Vertical credit spreads are also difficult to roll / manage, however they are significantly more capital efficient than naked options.
If you're a disciplined trader (don't trade too many contracts and also close out your positions early) then trading spreads is fine.
Perhaps the biggest issue with spreads is that it gives people a false sense of security that they can trade a lot more contracts than they should be trading.
To be profitable, study this options trading example, sell a naked option (or sell spreads with a disciplined approach) with an expiration of around four to six weeks on market-leading securities.
You can then wait two or three weeks or wait until the option hits your profit target.
August 2020 Update
I now trade naked options only when the VIX is above 20. With the VIX below 20, I prefer to trade spreads
My primary reasoning is that spreads help protect against violent moves.
When trading vertical credit spreads, you can profit from the insurance that you purchased to the point where it can be quite profitable to hold a spread during a violent selloff.
Stock options trading requires substantial discipline, and there are usually 1 - 2 times a year where violent moves lead to large volatility expansion.
By trading options spreads, you're protected from these events.

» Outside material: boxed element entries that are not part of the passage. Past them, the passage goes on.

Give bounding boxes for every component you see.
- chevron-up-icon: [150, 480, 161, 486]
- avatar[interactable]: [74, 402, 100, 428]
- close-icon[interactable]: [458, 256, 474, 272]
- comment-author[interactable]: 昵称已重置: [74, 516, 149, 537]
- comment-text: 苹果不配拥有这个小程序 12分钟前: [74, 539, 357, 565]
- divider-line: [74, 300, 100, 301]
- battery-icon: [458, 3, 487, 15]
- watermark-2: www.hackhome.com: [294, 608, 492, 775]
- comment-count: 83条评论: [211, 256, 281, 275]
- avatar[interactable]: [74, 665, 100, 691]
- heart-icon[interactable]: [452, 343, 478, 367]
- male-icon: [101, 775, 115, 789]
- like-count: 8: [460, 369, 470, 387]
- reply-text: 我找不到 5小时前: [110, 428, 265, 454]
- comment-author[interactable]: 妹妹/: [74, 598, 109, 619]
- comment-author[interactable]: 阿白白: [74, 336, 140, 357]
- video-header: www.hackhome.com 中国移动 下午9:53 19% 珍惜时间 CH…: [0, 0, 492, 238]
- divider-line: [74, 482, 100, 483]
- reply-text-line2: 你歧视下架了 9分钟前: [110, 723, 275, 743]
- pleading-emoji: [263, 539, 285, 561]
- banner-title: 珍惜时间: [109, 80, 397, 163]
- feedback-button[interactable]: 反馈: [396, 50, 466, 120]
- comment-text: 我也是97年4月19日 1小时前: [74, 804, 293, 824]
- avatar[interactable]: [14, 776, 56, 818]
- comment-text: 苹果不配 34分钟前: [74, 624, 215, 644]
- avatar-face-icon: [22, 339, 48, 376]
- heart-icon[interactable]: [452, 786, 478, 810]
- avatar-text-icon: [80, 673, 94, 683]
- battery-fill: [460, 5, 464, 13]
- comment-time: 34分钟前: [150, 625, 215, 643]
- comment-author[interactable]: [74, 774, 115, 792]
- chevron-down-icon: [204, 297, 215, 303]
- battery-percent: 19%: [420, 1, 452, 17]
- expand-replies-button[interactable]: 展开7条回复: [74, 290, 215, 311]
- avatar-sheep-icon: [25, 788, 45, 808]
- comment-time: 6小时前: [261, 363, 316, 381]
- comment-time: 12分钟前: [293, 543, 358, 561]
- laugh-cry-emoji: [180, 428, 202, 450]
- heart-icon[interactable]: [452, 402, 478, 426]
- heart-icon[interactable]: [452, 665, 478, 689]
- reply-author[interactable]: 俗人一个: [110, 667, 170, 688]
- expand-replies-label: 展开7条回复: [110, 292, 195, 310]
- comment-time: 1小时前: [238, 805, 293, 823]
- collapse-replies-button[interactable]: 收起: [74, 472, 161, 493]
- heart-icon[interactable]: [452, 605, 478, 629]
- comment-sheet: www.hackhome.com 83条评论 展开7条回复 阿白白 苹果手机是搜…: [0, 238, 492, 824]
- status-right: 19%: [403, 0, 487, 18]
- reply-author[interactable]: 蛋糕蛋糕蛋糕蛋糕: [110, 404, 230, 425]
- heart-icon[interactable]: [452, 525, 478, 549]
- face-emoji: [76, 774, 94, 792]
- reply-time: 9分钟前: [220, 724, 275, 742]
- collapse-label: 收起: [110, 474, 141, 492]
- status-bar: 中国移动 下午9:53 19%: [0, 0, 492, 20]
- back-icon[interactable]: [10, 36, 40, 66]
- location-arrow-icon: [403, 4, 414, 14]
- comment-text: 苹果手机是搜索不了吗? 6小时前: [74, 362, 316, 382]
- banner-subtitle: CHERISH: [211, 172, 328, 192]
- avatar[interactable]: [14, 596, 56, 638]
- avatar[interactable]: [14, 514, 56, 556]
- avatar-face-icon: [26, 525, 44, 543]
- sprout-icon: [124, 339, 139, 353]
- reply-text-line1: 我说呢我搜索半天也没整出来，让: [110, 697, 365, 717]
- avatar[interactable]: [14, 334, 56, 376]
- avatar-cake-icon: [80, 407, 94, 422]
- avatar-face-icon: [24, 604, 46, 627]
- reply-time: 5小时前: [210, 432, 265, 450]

Options trading for dummies: to summarize, trade spreads when the VIX is below 20, and naked options when the VIX is above 20.
Another way to earn extra money is by selling option premium. It helps increase your income.
More About How to Trade Naked Options
Let's say you sold an option on Facebook when it was trading at $175 dollars. Then, let's say Facebook goes up to $185 dollars in two weeks.
With Facebook trading at $175, you could have sold a $158 put option and collected around $1 per share and premium.
Two weeks later, if Facebook is trading at $185 then that option is probably trading at 15 cents.
You've been able to receive 85% of the premium in just 1/3 of the option duration.
As a result, it's not an efficient usage of your capital to wait an incremental four weeks to simply collect 15 cents a share.
Close out that position and then scan your watch list to see if there is an opportunity for you to sell puts or calls in another position.
If one of those positions is trading at the low end of its trading range, then you sell an out of the money put and then you just simply repeat the process.
This is a put option example that falls within our options trading strategies. At BestStockStrategy.com we teach options trading for beginners and also for advanced traders.
That is the simple options trading example that has allowed me to reduce risk while trading options.
This same strategy will, hopefully, allow you to earn millions of dollars while trading options.
If you want to learn more, then click and read this post about selling option premium. It will help increase your income.
Frequently Asked Questions (FAQs)
What are the 4 types of options?
Buying a call option, selling a call option, buying a put option and selling a put option.
When should you buy options?
The best time to buy options is during market extremes. When the stock market is oversold then buying a LEAP, or long-dated call option, is a great strategy.
When the market is overbought, and euphoric, that's a great time to buy put options to protect your portfolio and limit future portfolio volatility.
Why do option buyers lose money?
Option buyers lose money because most options expire worthless. Even so, it's definitely possible to make substantial amounts of money by buying options if you're able to buy options at market extremes.
Is option trading like gambling?
Option trading is not like gambling if it's done correctly. While you can gamble with low probability trades, it's better to be disciplined and have the probability of profit in your favor.
What are the types of options contracts?
There are two types of options contract: puts and calls. Both puts and calls can be purchased to speculate on the direction of the security or hedge exposure.
They can also be sold to generate income.